Industry officials say the benefit could mean savings to energy consumers ultimately. They said it could stimulate further geothermal investments, at least for the duration of the credit extension.

"It gives us breathing room," said Karl Gawell, executive director of the Geothermal Energy Association.

Geothermal power harnesses steam and hot water from underground and uses it to run turbines and generate electricity.

Nevada is the second largest producer of the energy source behind California, with the ability to continuously provide 276 megawatts of power per year, or enough electricity for 250,000 households.

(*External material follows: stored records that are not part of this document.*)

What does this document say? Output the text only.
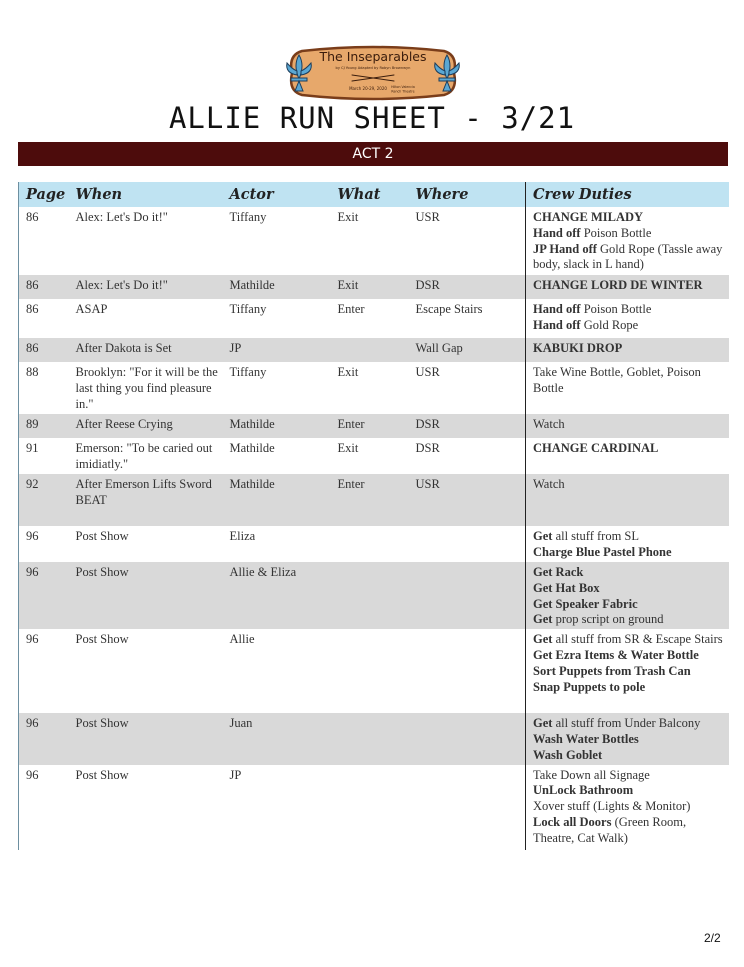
The Inseparables
by CJ Young Adapted by Robyn Brownwyn
March 20-29, 2020 Hilton Valencia
Ranch Theatre
ALLIE RUN SHEET - 3/21
ACT 2
Page	When	Actor	What	Where	Crew Duties

86	Alex: Let's Do it!"	Tiffany	Exit	USR	CHANGE MILADY
Hand off Poison Bottle
JP Hand off Gold Rope (Tassle away body, slack in L hand)

86	Alex: Let's Do it!"	Mathilde	Exit	DSR	CHANGE LORD DE WINTER

86	ASAP	Tiffany	Enter	Escape Stairs	Hand off Poison Bottle
Hand off Gold Rope

86	After Dakota is Set	JP		Wall Gap	KABUKI DROP

88	Brooklyn: "For it will be the last thing you find pleasure in."	Tiffany	Exit	USR	Take Wine Bottle, Goblet, Poison Bottle

89	After Reese Crying	Mathilde	Enter	DSR	Watch

91	Emerson: "To be caried out imidiatly."	Mathilde	Exit	DSR	CHANGE CARDINAL

92	After Emerson Lifts Sword
BEAT	Mathilde	Enter	USR	Watch

96	Post Show	Eliza			Get all stuff from SL
Charge Blue Pastel Phone

96	Post Show	Allie & Eliza			Get Rack
Get Hat Box
Get Speaker Fabric
Get prop script on ground

96	Post Show	Allie			Get all stuff from SR & Escape Stairs
Get Ezra Items & Water Bottle
Sort Puppets from Trash Can
Snap Puppets to pole

96	Post Show	Juan			Get all stuff from Under Balcony
Wash Water Bottles
Wash Goblet

96	Post Show	JP			Take Down all Signage
UnLock Bathroom
Xover stuff (Lights & Monitor)
Lock all Doors (Green Room, Theatre, Cat Walk)
2/2
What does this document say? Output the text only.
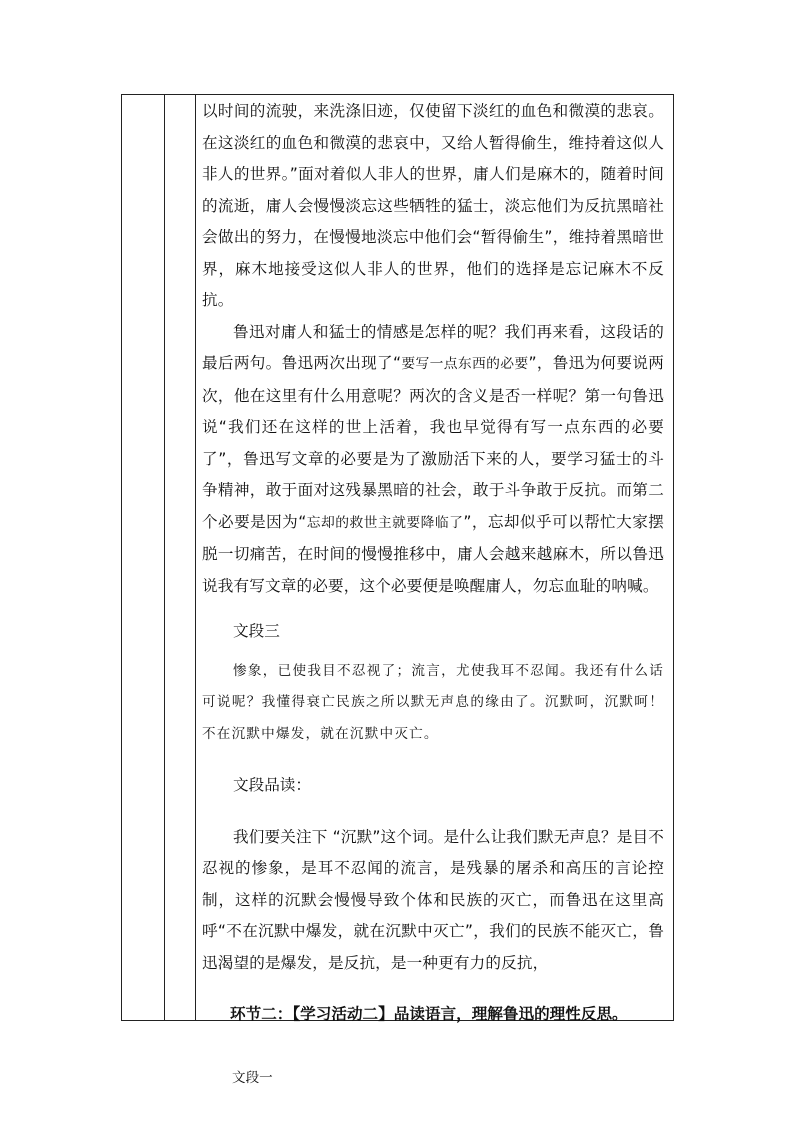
以时间的流驶，来洗涤旧迹，仅使留下淡红的血色和微漠的悲哀。在这淡红的血色和微漠的悲哀中，又给人暂得偷生，维持着这似人非人的世界。”面对着似人非人的世界，庸人们是麻木的，随着时间的流逝，庸人会慢慢淡忘这些牺牲的猛士，淡忘他们为反抗黑暗社会做出的努力，在慢慢地淡忘中他们会“暂得偷生”，维持着黑暗世界，麻木地接受这似人非人的世界，他们的选择是忘记麻木不反抗。

鲁迅对庸人和猛士的情感是怎样的呢？我们再来看，这段话的最后两句。鲁迅两次出现了“要写一点东西的必要”，鲁迅为何要说两次，他在这里有什么用意呢？两次的含义是否一样呢？第一句鲁迅说“我们还在这样的世上活着，我也早觉得有写一点东西的必要了”，鲁迅写文章的必要是为了激励活下来的人，要学习猛士的斗争精神，敢于面对这残暴黑暗的社会，敢于斗争敢于反抗。而第二个必要是因为“忘却的救世主就要降临了”，忘却似乎可以帮忙大家摆脱一切痛苦，在时间的慢慢推移中，庸人会越来越麻木，所以鲁迅说我有写文章的必要，这个必要便是唤醒庸人，勿忘血耻的呐喊。

文段三

惨象，已使我目不忍视了；流言，尤使我耳不忍闻。我还有什么话可说呢？我懂得衰亡民族之所以默无声息的缘由了。沉默呵，沉默呵！不在沉默中爆发，就在沉默中灭亡。

文段品读：

我们要关注下 “沉默”这个词。是什么让我们默无声息？是目不忍视的惨象，是耳不忍闻的流言，是残暴的屠杀和高压的言论控制，这样的沉默会慢慢导致个体和民族的灭亡，而鲁迅在这里高呼“不在沉默中爆发，就在沉默中灭亡”，我们的民族不能灭亡，鲁迅渴望的是爆发，是反抗，是一种更有力的反抗，

环节二：【学习活动二】品读语言，理解鲁迅的理性反思。

文段一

Nevada has 15 power plants, but plans are in the works to create as many as 19 additional plants in the next five years.

It would quadruple Nevada's geothermal capacity, Fleischmann said.

Three new Nevada power plants were scheduled to be up and running by the old tax credit deadline, said Dan Fleischmann, the Geothermal Energy Association research coordinator who is drafting a report on Nevada's geothermal potential.

With the extension, six projects will qualify to receive the tax credit for their first 10 years of production, he said.

The tax, health and trade bill that passed Congress included a number of tax breaks for businesses and families, including an extension of the state and local sales tax deduction for states such as Nevada.

The tax credits for renewable energy production would cost $2.89 billion over 10 years, according to the House Ways and Means Committee.

Thomsen called the one year extension a "stop gap measure."

Industry officials would prefer if Congress were to approve longer extensions, Thomsen said.

"While this will help, it doesn't instill a lot of confidence in investors, especially when it takes about three to five years for geothermal plant fruition," Thomsen said.

An extension of at least that long would stimulate more investments, he said

But the financial hit on the U.S. Treasury is also higher if the credit were extended for longer than one or two year increments, Thomsen said.

"People did not expect the longer extension," Gawell said. "To be honest, people really didn't expect this."